Shah Nyalchand

Personal information
- Full name: Nyalchand Sukhlal Shah
- Born: 14 September 1915 Dhrangadhra, British India
- Died: 3 January 1997 (aged 81) Junagadh, Gujarat, India
- Batting: Left-handed
- Bowling: Left-arm medium

International information
- National side: India;
- Only Test (cap 63): 23 October 1952 v Pakistan

Career statistics
| Competition | Test | First-class |
| Matches | 1 | 57 |
| Runs scored | 7 | 420 |
| Batting average | 7.00 | 7/63 |
| 100s/50s | 0/0 | 0/0 |
| Top score | 6* | 33 |
| Balls bowled | 387 | 14,419 |
| Wickets | 3 | 235 |
| Bowling average | 32.33 | 22.57 |
| 5 wickets in innings | 0 | 15 |
| 10 wickets in match | 0 | 6 |
| Best bowling | 3/97 | 7/32 |
| Catches/stumpings | 0/– | 18/– |
- Source: CricketArchive, 9 September 2022

= Shah Nyalchand =

Indian cricketer

Shah Nyalchand (14 September 1915 – 3 January 1997) was an Indian Test cricketer.

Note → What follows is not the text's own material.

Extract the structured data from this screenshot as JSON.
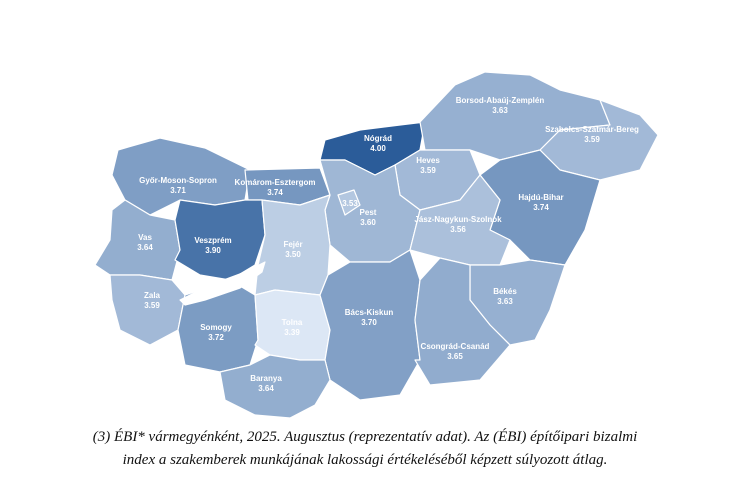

Nyalchand was a left arm medium pace bowler who was particularly effective on matting wickets. His only Test match was against Pakistan at Lucknow in 1952/53, which was one of only two occasions that a matting wicket was used for a Test in India. He returned figures of 3 for 97. Frank Worrell once described Nyalchand as the 'king of matting wickets'.

Nyalchand played 24 seasons of Ranji Trophy, half of which were for Saurashtra. He captained Saurashtra for three seasons. His most successful season was 1961/62 when he took 27 wickets, including a split hat-trick against Maharashtra. During this purple patch, he took ten wickets in three consecutive matches across two seasons. Apart from the Test, he appeared a few times for zonal sides against visiting teams. He toured East Africa with the Sundar Cricket Club of Bombay in 1957.

Nyalchand was schooled in Sir Ajitsinhji High School in Dhrangadhra. He worked as a draughtsman with the Public Works Department of Gujarat government at Rajkot. He did cricket coaching for a time and was the recipient of an aid from the benefit fund of BCCI. His death was from a massive heart attack.